Where to Eat During DFW Restaurant Week

Tei An: One of your best Restaurant Week bets.
Tei An: One of your best Restaurant Week bets.
Scott Reitz

Ah, Restaurant Week. The time of year when your favorite neighborhood restaurants are flooded with people who only dine out a few times a year. It's a week notorious for bad service, small portions and watered-down menus, but unlike some other cities' versions, DFW's benefits the North Texas Food Bank and the Lena Pope Home. And so we go, ready to eat and spend. We just choose carefully.

There are more than 100 restaurants in the metroplex that participate, and many are great places to dine, despite the throngs of people and stressed out servers. If you're planning on making your reservation (and you should soon; they go pretty fast), consider these five, which are, in our estimation, among those most worth throwing down $35 for.

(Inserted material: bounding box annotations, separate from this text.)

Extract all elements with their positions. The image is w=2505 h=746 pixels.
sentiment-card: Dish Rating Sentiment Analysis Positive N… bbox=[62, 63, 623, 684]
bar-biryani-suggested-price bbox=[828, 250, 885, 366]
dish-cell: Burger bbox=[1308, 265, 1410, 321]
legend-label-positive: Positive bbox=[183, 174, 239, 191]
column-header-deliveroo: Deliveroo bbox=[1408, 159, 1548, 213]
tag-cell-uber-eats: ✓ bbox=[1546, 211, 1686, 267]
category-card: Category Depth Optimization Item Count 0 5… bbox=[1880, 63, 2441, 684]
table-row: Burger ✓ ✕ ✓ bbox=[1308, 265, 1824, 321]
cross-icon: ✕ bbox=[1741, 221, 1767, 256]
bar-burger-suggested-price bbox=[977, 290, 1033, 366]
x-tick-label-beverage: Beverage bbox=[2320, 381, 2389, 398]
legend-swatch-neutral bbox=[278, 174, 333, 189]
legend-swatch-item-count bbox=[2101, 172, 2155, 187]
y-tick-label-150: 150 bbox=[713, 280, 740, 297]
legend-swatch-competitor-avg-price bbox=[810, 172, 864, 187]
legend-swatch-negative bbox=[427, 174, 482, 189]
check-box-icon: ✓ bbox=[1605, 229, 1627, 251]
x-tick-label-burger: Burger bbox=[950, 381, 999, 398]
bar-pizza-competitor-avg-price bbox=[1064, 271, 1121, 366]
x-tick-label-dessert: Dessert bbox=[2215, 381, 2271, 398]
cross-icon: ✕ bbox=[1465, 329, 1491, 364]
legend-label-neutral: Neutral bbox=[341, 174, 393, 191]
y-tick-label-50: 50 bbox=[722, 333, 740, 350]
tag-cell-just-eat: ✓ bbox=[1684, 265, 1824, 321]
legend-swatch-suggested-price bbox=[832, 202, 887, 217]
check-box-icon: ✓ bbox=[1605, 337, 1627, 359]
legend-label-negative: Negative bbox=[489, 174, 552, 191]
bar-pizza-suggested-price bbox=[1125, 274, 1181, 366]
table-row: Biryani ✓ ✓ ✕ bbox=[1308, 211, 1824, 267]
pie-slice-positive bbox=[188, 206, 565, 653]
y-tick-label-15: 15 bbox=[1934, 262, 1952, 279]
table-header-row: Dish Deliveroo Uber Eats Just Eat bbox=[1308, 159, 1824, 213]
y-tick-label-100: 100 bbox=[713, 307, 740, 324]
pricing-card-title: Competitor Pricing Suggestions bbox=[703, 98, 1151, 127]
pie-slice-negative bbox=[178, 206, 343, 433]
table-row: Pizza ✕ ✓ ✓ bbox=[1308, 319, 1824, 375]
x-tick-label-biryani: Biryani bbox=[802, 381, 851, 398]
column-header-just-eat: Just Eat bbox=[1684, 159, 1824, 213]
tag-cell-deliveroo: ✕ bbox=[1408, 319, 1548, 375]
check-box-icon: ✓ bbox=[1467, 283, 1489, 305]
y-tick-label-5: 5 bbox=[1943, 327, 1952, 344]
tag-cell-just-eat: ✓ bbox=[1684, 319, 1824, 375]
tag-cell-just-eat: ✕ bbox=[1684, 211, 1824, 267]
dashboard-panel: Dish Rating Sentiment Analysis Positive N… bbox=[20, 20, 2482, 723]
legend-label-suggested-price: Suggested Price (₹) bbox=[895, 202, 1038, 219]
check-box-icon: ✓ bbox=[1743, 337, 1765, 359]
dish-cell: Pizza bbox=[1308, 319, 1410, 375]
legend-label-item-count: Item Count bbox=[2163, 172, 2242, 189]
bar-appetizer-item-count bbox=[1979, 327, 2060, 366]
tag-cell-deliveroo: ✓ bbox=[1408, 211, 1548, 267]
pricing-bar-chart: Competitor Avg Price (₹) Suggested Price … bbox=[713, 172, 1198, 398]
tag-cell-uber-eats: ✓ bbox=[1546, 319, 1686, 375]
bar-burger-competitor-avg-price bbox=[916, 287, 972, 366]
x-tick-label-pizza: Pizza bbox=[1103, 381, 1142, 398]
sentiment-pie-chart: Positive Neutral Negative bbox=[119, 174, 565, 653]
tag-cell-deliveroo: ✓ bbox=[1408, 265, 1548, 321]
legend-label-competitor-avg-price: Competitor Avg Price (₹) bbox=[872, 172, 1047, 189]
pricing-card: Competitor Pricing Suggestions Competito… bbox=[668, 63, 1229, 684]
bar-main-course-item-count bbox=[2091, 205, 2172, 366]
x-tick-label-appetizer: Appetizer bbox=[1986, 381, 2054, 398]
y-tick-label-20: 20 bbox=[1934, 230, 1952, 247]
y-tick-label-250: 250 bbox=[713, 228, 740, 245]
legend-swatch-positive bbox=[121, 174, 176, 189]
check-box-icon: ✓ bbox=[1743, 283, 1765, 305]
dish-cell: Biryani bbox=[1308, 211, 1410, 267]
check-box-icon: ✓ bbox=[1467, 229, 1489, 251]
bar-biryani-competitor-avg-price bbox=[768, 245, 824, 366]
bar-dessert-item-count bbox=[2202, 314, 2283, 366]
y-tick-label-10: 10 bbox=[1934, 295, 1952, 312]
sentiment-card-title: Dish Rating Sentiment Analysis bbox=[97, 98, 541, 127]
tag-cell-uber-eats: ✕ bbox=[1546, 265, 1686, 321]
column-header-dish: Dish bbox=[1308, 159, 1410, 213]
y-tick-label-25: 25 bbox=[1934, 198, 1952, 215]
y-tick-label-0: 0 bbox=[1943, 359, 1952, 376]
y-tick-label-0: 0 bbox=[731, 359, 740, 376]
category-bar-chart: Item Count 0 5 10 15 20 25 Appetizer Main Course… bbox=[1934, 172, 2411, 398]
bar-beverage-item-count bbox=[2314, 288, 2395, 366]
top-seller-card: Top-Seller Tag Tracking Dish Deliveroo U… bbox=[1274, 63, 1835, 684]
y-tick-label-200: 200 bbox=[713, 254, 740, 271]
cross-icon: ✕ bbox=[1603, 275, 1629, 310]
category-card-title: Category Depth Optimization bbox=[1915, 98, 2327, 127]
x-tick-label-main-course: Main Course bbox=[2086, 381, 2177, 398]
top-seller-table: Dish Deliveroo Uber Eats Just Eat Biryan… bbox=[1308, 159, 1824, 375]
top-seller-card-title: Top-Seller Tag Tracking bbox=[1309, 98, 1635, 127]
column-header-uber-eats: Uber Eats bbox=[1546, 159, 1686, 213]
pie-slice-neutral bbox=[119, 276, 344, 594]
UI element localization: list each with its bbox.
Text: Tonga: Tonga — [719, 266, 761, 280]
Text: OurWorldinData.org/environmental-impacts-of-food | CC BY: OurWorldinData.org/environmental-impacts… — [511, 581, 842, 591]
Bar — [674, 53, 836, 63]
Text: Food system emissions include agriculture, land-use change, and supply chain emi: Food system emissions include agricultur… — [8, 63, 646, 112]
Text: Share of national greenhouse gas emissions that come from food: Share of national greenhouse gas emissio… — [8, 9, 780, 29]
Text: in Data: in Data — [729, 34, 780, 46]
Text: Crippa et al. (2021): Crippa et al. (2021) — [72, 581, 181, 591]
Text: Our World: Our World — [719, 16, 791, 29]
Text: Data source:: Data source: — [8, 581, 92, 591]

Mercat This cozy bistro is very French, and very good at food and wine. This is the first year that Mercat has appeared on the Restaurant Week list, so there isn't really a lot of insight into what could be on their menu. What you can expect, though, is well-executed dishes in a European-style setting. And probably some of their much-heralded passion fruit creme brulee and a glass of wine, which is worth the trip alone.

The Mansion Restaurant For us proletariats, going to the Rosewood Mansion at Turtle Creek is more of a pipe dream than a weekly occurrence. You'll pay a little extra for the Restaurant Week menu here -- $45 for a "premium menu" instead of the standard $35 -- but you can bet that every dollar, and every calorie, will be well spent. Chef Bruno Davaillion has already released this year's menu, and it includes a kurobuta pork short rib and some fancy-sounding dessert called a "chocolate hazelnut composition."

Tei An Chef Teiichi Sakurai's sushi and soba house in One Arts Plaza has received heaps of praise from every food critic in the city, and Restaurant Week is the perfect time to make your first stop or revisit an old favorite. Tei-An's Restaurant Week Menu is also available, and diners can look forward to fried shisito peppers, a rotating daily sashimi selection and Sakurai's famous tonkatsu ramen. At only $45, this menu is a seriously budget-friendly splurge.

San Salvaje It wouldn't be Restaurant Week without an appearance from Stephan Pyles, but this year you should skip his self-named restaurant and make a reservation at San Salvaje. The ceviches are fresh and piquant, the cocktails are inventive, and you can always expect a strong Restaurant Week menu from one of DFW's most successful restaurateurs.

Barter After only being open a few short months, Barter is starting to pick up steam in the Dallas dining scene. The menu, influenced by Chef Tim Love, is full of down home dishes with chef-inspired twists. One can only hope that the restaurant's hearty and satisfying poutine, made with smoked pork and N'duja gravy, will make it onto this year's discounted menu.